Pinker notes two forms of empathy honed by reading- cognitive and telepathic. The former is the sort one achieves by reading a book like Machiavelli’s The Prince, a thinly veiled handbook on sovereignty and governance. The latter can be experienced via such classics of the time as Uncle Tom’s Cabin and the novels of Charles Dickens.
While reading no doubt has all these salutary benefits and more, Marriott also cautions that the same processes may work toward what we consider “bad.”3 He also notes that video may have even more empathic effects than text, as it offers the opportunity to “see” those with whose thoughts and feelings ewe are engaging. The whole series, as witnessed first with Henrich, is very much a good news-bad news performance.
But reading can also isolate us, he cautions. Marriottt recounts how reading has become a much more solitary pursuit over the centuries. Indeed, “reading” in the ancient world generally meant someone reading aloud to an audience. The notion of silent reading had not yet emerged. If one follows this train of thought, the current malaise about our lack of civility may have started with the book, not the smartphone. I wonder is reading aloud is ripe for a comeback? It’s a project we’re thinking about for GoodRiches Books. I mean, witness Patrick Stewart reading all of Shakespeare’s sonnets if you’re not convinced, You’re welcome.
Alternatively, we could view books as primarily a technology of connection, and the online world (Substack!) as only a continuation of this trend.
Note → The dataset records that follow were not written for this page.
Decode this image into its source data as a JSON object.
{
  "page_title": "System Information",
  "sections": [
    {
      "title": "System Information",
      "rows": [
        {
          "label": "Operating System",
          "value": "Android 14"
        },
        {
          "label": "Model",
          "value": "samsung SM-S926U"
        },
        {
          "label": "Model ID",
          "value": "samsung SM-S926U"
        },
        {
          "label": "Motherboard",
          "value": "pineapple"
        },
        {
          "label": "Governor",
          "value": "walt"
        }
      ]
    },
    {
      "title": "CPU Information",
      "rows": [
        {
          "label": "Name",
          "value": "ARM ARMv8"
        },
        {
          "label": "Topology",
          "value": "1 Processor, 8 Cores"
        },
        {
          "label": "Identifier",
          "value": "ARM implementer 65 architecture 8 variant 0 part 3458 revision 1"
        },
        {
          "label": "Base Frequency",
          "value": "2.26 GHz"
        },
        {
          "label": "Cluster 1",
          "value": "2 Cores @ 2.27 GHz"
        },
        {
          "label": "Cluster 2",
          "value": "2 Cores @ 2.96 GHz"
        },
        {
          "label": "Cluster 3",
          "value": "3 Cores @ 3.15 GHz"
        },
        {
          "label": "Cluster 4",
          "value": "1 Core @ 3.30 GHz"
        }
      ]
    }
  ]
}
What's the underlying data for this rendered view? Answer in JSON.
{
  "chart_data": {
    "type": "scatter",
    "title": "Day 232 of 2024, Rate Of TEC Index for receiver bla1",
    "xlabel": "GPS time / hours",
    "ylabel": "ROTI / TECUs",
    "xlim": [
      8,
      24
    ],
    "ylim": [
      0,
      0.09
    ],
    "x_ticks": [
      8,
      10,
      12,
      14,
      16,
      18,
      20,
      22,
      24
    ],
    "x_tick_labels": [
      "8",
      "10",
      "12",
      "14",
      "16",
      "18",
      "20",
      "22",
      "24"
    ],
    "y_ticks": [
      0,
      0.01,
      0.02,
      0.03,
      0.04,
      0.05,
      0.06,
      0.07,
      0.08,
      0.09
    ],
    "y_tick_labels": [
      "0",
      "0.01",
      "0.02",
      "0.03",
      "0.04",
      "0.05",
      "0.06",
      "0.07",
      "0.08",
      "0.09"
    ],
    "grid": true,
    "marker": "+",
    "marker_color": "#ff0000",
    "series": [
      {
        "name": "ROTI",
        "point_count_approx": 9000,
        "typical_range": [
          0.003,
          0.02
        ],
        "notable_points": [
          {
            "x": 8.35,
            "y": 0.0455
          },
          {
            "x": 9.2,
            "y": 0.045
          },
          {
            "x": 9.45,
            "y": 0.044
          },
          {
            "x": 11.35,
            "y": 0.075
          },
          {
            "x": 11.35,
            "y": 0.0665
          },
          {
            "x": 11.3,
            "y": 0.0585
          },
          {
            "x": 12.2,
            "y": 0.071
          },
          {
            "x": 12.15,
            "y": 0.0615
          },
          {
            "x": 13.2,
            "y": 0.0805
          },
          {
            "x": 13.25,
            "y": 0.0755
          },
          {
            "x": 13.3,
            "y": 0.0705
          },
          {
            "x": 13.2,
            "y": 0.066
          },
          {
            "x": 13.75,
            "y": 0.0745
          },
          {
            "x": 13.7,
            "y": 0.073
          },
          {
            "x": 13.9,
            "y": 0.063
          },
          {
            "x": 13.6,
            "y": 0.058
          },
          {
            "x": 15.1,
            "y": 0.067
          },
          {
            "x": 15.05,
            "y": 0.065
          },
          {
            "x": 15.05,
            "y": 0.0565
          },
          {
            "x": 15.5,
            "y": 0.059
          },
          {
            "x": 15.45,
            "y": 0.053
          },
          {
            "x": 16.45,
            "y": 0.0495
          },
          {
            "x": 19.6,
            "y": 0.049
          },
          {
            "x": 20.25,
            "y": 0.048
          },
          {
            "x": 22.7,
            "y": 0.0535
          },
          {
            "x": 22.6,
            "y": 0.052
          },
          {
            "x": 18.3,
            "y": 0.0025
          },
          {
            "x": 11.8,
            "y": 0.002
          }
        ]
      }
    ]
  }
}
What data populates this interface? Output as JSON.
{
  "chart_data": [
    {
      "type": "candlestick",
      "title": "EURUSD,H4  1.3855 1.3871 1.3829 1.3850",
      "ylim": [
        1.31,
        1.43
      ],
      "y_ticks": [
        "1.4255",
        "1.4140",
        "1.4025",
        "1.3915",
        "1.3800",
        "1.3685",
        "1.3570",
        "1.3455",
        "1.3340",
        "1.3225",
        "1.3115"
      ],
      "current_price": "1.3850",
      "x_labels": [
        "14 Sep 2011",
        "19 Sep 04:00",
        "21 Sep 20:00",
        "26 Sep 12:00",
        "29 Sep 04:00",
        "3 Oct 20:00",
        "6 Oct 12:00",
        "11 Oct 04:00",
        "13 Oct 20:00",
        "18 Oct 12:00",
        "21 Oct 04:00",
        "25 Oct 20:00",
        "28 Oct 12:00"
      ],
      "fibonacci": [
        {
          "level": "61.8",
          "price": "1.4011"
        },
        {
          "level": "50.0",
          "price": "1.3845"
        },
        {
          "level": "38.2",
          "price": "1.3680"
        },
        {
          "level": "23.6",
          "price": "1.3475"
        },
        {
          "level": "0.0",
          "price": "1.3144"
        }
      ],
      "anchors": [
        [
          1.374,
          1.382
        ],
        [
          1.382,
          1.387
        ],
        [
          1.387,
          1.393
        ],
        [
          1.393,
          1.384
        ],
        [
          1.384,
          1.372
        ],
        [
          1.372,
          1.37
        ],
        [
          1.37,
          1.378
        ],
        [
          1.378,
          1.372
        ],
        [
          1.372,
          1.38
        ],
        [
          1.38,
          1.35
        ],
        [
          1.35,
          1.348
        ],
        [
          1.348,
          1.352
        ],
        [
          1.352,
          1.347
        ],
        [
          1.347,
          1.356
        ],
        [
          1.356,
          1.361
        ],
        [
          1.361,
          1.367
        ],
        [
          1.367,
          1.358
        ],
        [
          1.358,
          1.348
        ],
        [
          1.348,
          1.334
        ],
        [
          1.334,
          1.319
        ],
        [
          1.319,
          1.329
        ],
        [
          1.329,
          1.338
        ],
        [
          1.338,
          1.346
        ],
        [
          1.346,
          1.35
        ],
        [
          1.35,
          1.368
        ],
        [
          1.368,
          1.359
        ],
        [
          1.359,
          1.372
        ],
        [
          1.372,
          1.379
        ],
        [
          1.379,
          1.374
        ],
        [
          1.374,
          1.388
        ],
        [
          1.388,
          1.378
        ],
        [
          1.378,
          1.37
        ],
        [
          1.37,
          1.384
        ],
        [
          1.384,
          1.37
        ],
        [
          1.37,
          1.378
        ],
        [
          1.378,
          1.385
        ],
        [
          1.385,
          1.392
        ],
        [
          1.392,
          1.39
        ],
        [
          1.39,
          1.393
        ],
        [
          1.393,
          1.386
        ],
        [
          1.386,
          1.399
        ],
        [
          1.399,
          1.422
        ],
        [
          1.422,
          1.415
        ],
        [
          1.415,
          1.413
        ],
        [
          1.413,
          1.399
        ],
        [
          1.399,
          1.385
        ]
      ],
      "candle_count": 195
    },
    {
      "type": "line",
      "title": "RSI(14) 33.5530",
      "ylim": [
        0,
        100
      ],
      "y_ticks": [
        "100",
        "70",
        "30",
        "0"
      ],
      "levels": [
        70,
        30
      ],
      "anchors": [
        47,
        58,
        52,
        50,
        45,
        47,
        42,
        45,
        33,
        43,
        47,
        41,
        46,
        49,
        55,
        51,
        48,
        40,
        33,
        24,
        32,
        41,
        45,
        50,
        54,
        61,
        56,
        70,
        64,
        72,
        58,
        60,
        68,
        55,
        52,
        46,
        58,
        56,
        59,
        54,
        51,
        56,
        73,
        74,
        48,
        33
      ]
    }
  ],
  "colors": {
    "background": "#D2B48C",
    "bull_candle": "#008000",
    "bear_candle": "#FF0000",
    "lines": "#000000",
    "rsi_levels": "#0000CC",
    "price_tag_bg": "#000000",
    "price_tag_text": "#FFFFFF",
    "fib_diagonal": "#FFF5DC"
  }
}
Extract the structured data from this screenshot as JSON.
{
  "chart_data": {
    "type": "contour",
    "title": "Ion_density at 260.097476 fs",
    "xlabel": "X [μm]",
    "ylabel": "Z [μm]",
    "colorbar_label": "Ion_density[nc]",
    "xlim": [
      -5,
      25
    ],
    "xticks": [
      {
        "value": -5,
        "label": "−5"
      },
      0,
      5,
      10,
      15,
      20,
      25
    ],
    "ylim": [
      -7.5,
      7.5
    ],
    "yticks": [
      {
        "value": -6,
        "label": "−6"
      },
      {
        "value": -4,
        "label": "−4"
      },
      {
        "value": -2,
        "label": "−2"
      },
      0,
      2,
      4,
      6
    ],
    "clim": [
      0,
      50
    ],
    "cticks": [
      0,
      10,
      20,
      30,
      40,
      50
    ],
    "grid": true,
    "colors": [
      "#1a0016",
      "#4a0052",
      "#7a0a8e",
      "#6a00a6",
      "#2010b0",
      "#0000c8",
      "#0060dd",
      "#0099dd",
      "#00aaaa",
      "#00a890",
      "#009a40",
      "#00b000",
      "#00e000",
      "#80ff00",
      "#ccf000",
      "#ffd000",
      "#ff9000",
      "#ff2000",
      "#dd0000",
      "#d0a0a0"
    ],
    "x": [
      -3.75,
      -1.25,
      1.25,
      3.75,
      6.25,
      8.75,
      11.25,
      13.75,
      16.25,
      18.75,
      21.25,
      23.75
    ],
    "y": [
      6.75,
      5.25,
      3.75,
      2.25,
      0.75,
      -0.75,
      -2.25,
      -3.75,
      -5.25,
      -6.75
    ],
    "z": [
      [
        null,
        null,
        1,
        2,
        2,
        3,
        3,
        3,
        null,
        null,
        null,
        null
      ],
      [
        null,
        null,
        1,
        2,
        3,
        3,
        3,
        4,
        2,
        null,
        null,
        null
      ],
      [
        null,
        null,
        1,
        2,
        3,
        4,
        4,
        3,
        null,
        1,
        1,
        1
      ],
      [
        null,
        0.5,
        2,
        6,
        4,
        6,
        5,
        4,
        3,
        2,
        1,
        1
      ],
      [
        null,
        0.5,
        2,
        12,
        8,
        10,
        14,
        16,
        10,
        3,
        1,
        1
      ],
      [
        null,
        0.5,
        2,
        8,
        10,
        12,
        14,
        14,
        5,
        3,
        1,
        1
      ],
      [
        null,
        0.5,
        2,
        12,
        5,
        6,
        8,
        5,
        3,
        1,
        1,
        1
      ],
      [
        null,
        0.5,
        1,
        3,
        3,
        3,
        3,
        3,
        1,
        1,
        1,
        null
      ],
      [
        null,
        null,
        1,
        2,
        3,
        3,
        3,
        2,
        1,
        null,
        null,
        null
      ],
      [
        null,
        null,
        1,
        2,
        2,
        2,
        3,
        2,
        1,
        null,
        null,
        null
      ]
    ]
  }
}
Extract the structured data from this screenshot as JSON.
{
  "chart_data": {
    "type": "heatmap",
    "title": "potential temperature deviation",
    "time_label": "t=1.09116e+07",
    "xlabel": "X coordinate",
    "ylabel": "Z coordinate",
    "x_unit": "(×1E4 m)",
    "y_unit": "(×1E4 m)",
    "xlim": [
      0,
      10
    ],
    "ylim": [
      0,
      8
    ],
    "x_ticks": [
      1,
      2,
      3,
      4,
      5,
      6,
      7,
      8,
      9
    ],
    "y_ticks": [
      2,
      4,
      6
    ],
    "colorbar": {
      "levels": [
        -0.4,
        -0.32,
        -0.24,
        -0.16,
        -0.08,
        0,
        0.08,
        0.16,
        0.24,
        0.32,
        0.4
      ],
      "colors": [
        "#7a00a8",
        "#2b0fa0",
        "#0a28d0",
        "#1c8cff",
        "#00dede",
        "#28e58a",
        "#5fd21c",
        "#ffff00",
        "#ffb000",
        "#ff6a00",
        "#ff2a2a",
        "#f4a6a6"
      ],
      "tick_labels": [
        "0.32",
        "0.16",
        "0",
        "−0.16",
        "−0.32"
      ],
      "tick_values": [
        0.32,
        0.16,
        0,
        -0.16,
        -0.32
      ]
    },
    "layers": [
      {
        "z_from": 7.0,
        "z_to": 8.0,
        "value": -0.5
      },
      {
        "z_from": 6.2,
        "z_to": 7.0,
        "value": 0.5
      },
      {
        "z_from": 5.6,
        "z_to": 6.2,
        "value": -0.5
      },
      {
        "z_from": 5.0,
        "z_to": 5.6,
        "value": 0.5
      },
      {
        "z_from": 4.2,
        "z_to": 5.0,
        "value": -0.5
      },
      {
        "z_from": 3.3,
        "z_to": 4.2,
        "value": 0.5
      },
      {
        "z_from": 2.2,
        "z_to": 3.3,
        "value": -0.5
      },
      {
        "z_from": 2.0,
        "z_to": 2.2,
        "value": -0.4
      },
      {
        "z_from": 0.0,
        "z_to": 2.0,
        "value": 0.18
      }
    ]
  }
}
Pinker, in particular, draws a distinction between social media and other forms of digital connection. (Pinker has a Substack, too!) While a book is an exercise in perspective taking, he says, social media is an exercise in perspective hating. Social media he sees as inherently biased toward rage and partisanship, obsessed with the external versus the internal world.
Soon I will post on the other two episodes in this podcast series. In the meantime, I wonder what your thoughts are on books as agents of connection versus isolation, and the potential of real conversation in online spaces and/or social media.
Thanks for reading!
\While Marriott doesn’t mention Adam Smith, I am of course reminded here of Smith’s notion of the impartial spectator.
If you’re interested in more on Henrich, Arnold Kling has a great review at Econlib.
I was reminded of this as I was reading Evan Friss’ wonderful volume, The Bookshop: A History of the American Bookstore. His chapter on The Aryan Book Store and its ilk in the mid 20th century. Like markets, reading doesn’t always produce only “goods.”


A general question: What would you say about somebody who does not like reading, who finds it hard, but does it because it is, besides conversation, the only way to learn about most things? (And conversation is very resource-intensive in time and transaction costs.)
Let's celebrate reading out loud! I often read passages out loud and have students follow along. Reading skills are a full grade level weaker than they were in 2015. It certainly doesn't mean students don't want to learn or hear the information, only that they struggle with it as institutional schooling process has let them down. Every bit of assistance with language, writing, reading practice is increasing their potential enjoyment of future reading.
I remember sitting on a hard linoleum floor with other students circling the chair and Mrs. Mock's feet, as she read Charlotte's Web to us spellbound first graders. It was magical.